His father, Elpidoforos, emigrated from Greece to Jersey City, building a successful career as a local deli owner. His mother was born to a family with deep Jersey City roots.
“My father fought in the Second World War and taught me ‘never to fear anything’. He also told me that ‘my dignity should never be compromised.'”
Matsikoudis says he “oves everything about Greece…I love its history from the ancient times, through Byzantine to modern Greece. I feel part of the same tribe.”
“I get upset when I read about the great disasters inflicted upon Greece, such as the defeat in Asia Minor in 1922 (Megali Katastrofi), or when I walk the streets of Istanbul and look at Aghia Sofia and other lost Greek monuments.”
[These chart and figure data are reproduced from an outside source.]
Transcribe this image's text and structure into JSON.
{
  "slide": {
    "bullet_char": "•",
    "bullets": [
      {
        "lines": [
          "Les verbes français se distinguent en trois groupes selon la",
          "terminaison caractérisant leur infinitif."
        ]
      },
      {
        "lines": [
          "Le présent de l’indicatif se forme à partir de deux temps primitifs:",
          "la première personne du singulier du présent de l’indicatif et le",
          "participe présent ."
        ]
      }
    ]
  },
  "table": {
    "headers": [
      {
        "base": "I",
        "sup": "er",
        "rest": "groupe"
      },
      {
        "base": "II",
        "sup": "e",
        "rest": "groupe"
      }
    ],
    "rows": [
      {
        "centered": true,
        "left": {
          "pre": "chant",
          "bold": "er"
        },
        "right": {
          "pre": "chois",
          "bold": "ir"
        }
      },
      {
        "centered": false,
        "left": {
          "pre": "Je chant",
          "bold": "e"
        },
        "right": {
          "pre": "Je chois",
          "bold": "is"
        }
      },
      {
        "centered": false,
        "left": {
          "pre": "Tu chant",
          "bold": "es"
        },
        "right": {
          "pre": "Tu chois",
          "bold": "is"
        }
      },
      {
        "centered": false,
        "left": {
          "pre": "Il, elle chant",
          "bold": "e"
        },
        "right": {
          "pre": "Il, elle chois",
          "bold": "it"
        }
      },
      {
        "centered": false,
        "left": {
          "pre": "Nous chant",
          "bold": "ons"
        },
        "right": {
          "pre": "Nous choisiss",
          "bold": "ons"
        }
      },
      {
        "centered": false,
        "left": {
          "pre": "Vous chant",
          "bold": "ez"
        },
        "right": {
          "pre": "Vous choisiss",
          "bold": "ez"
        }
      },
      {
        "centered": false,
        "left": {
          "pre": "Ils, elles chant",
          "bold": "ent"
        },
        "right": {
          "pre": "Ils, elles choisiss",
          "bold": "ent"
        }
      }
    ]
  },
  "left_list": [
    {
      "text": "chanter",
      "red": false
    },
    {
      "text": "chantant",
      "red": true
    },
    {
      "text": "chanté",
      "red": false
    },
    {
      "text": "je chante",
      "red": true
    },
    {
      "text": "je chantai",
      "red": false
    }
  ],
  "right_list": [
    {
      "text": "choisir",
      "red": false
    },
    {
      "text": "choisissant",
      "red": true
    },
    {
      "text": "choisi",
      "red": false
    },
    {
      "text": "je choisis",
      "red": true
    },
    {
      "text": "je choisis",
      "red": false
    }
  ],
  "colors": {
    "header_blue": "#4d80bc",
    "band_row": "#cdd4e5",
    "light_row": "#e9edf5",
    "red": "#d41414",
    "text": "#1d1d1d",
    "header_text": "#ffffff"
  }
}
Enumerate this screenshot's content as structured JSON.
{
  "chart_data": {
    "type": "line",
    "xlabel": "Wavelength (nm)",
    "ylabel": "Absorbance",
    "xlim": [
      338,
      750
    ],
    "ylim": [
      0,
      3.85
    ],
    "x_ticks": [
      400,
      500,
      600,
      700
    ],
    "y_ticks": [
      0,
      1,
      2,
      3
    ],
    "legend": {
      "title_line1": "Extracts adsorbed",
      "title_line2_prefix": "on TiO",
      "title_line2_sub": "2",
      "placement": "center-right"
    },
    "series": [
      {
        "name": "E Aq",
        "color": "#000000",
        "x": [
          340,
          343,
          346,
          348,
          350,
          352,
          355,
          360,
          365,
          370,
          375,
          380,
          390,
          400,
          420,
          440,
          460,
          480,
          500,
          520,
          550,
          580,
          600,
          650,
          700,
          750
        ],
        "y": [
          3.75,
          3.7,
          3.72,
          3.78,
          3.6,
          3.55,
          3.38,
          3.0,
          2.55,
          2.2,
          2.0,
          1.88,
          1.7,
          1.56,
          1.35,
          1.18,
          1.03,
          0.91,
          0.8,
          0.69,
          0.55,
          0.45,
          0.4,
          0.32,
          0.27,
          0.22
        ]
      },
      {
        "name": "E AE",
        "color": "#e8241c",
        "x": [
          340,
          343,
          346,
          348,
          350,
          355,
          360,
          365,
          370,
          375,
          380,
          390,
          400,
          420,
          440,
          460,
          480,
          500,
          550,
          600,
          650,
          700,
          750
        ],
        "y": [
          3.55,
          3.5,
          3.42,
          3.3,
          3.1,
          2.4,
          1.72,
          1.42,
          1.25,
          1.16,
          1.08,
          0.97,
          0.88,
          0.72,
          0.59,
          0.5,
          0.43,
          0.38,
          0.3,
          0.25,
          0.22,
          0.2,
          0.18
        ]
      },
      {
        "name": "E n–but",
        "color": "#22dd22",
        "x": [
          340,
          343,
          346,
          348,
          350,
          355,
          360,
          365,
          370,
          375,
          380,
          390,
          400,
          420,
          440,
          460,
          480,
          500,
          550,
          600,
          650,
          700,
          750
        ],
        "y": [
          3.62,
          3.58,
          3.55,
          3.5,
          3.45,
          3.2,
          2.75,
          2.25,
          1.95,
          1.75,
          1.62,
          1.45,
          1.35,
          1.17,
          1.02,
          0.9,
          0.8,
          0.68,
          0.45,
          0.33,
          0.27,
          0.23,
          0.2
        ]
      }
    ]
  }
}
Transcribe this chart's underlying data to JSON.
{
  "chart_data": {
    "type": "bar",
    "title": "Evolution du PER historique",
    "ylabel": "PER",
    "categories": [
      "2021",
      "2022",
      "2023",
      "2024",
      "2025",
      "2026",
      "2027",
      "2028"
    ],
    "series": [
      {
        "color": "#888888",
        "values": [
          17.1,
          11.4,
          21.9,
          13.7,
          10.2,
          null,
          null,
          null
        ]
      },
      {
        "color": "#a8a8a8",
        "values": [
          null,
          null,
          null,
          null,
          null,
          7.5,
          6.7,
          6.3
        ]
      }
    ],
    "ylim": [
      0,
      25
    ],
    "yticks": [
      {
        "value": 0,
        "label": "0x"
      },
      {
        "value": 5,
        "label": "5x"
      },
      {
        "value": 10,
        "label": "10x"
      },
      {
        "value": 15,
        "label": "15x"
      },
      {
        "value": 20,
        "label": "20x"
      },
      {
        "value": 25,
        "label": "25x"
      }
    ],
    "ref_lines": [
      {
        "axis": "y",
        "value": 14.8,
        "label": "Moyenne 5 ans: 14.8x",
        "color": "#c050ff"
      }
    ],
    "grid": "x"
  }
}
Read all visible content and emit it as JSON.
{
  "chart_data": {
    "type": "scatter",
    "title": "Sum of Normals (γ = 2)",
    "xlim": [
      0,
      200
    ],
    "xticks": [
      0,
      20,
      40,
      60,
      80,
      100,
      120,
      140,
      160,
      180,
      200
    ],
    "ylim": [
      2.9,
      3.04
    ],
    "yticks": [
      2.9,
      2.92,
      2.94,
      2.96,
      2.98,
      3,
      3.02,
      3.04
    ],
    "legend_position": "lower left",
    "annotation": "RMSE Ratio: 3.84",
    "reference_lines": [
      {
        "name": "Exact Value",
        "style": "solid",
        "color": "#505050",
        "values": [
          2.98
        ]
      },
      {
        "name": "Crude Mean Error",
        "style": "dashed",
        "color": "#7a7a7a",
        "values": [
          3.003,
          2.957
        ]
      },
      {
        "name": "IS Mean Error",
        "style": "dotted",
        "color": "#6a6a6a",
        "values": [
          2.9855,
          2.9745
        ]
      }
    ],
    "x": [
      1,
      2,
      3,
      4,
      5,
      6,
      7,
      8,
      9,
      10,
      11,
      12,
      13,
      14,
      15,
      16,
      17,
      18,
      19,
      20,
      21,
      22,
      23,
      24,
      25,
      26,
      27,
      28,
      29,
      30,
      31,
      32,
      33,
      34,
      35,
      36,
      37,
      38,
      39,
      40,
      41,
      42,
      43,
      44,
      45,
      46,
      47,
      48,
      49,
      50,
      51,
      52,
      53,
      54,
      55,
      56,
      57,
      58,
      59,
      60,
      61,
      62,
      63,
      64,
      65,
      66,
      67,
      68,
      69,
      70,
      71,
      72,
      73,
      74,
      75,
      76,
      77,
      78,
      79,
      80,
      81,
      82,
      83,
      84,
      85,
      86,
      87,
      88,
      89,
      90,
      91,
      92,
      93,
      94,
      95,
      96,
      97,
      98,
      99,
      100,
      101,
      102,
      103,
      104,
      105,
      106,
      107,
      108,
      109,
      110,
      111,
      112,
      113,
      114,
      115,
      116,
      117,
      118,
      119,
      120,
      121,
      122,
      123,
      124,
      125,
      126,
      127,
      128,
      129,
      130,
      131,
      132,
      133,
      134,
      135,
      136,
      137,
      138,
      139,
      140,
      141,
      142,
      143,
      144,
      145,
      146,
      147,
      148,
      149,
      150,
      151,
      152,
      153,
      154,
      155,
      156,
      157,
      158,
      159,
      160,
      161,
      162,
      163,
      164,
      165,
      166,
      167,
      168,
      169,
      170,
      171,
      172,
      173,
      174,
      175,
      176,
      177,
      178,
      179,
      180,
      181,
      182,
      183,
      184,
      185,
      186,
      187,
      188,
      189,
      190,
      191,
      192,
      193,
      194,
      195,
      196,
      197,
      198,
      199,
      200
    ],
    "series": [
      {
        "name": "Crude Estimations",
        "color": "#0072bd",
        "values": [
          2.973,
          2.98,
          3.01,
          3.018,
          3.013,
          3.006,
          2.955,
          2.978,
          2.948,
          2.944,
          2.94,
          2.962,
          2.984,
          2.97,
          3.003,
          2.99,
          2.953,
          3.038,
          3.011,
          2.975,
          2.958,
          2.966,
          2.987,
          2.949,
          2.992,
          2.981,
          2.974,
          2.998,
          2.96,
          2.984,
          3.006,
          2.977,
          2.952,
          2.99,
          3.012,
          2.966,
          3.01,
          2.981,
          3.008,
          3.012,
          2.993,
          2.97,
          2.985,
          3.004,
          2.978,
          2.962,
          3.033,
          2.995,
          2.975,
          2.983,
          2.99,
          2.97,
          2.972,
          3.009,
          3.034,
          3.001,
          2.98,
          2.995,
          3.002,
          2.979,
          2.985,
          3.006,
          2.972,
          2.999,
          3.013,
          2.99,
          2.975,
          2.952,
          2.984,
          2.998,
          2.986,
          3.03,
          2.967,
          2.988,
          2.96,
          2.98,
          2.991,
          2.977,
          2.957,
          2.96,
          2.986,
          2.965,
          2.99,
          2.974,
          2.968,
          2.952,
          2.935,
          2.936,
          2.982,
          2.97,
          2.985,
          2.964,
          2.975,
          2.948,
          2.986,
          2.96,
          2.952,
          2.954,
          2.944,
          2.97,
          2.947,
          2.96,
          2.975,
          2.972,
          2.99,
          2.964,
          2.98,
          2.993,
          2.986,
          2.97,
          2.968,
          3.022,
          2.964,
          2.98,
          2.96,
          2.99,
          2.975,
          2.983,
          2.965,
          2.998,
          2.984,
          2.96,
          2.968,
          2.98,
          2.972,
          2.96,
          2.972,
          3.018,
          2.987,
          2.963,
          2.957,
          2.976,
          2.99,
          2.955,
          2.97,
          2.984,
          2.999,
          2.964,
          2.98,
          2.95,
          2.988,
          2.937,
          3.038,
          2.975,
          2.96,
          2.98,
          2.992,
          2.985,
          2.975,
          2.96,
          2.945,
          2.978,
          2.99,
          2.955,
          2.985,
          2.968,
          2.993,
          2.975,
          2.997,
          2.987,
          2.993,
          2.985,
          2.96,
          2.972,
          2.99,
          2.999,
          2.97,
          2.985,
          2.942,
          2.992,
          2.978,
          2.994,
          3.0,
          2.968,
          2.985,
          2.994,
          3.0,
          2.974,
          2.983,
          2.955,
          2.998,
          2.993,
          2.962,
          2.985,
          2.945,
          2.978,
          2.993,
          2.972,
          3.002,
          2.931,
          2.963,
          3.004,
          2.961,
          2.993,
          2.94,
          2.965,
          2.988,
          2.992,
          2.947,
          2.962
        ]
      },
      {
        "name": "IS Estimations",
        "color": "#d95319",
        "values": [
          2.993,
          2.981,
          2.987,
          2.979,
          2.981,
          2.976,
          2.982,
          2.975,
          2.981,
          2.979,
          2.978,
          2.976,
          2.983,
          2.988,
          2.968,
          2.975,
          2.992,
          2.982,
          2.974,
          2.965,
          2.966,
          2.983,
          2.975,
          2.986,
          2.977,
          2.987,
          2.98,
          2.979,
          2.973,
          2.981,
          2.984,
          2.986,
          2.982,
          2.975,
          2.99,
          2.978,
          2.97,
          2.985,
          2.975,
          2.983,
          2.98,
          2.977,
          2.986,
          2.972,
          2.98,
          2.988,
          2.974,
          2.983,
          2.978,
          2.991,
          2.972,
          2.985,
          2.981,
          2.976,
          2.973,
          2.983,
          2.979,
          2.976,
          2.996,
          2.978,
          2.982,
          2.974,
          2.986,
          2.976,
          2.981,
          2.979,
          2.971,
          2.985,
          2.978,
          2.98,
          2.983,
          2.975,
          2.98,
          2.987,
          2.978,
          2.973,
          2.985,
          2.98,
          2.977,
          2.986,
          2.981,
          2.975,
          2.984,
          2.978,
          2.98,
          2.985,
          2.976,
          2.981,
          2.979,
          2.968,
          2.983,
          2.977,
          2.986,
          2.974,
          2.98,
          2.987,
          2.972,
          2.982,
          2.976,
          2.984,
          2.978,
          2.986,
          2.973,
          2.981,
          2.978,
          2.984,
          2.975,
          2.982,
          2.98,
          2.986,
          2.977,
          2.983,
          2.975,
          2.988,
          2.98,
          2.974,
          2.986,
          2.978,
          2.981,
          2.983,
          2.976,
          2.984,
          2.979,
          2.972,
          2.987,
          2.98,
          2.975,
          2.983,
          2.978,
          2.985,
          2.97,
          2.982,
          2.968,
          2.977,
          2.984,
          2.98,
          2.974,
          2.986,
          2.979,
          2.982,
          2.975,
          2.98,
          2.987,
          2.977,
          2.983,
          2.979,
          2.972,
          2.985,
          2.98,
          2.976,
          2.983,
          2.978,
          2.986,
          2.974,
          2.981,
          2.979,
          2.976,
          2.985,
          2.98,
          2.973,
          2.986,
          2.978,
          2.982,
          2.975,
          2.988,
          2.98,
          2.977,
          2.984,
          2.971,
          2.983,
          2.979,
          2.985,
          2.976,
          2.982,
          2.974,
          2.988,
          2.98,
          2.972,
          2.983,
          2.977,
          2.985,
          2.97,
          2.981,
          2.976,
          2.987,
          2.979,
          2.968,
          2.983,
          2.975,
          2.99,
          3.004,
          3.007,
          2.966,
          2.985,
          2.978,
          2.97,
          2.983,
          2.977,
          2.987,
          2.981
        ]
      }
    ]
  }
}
Matsikoudis, who has visited Greece a number of times, laments the crisis enveloping the country over the last years. He says that there are many reasons for the crisis, such as the mismanagement of the economy, the attitude of the people, bloated government and over taxation.
He sympathizes with the pain inflicted to many Greeks from years of austerity. He says, however, that “to some extend austerity was justified, although it went too far.”
Greece needs to “streamline and free the economy from tight government control.” Politicians should also change attitude and decide to “serve the people and not their personal interests,” Matsikoudis says.
He does not hide his admiration for at least one Greek politician: Yannis Boutaris, the Mayor of Thessaloniki. “I met him and I was impressed by his rationality and his out of the box thinking. He has surrounded himself with the brightest people and he is doing a great job for the city.”
Matsakoudis is optimistic about the future of Greece. The country will come back and become strong again, he says. “Look at history. Who would think a few centuries ago that Greece would even be a country?” He stated and continued, “Greeks wherever they went achieved miracles. In America they have become one of the elite classes” he adds to emphasize the point.